What are we going to find out next, water is wet?

Every radar cruise control system comes with a warning that it can't detect stopped traffic. This seems like a case of RTFM.

The issue is that tesla packaged up a radar designed for adaptive cruise control as part of their "autopilot." Maybe there is some disclaimer somewhere that says autopilot will happily run into stopped cars, but I don't know that most drivers of Teslas are aware of this.
It's in the manual. In fact, the exact scenario in this video is on page 83 of the Model S manual.
It's so bad that they call this feature "Autopilot". Taking a page out of the AT&T 5G Evolution playbook I guess.
A LIDAR array is a requirement for automated driving. It can operate in some conditions that radar cannot. lidar, radar and computer vision should all be used in concert for best effect and Tesla knows this, but chooses/chose not to in order to meet a price point.

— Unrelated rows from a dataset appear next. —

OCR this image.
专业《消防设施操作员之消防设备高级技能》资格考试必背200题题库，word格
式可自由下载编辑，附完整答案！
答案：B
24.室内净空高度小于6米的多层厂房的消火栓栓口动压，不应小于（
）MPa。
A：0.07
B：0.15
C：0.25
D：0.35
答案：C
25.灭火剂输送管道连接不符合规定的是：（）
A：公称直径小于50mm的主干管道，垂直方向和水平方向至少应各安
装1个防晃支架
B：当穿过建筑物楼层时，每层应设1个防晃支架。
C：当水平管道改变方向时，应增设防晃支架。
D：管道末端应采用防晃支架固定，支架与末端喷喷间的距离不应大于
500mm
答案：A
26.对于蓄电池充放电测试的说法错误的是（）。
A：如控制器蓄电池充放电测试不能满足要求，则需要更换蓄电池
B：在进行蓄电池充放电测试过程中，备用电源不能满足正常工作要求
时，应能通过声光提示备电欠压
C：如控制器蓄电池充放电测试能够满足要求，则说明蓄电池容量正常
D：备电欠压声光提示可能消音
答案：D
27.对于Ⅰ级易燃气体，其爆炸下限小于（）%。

That choice may have been the right one, I don't know.

Hacker news (and me too, to be honest) focuses on Tesla, but there are a lot of other players doing this and doing it better IMO.

This is rather useful.. If I notice a Tesla behind me, I'll do my best not to come to an abrupt complete stop. Sounds like if I slow down gradually, it will give it enough data to slow down as well.
This is not news to anyone who own a Tesla.

Perhaps someone who drives a car with a different radar could tell us if any other real world systems (actually installed on mass market vehicles right now) does better.

Tesla's system is not only not "autopilot" (it will happily plow into stationary vehicles), it's not even the best adaptive cruise control on the market for dealing with stationary vehicles: https://www.caranddriver.com/features/a24511826/safety-featu....

In a recent Car & Driver test, Subaru beat Tesla in every single scenario involving fast approach to a stationary/slow-moving target (although all collided with the target at closing speeds >= 50 mph).

Is this just because it's hard to distinguish using visual data when it's a 2-D image on the road (from the sun, intentional paint, a spill etc) and when its a 3-D object sitting upright on the road?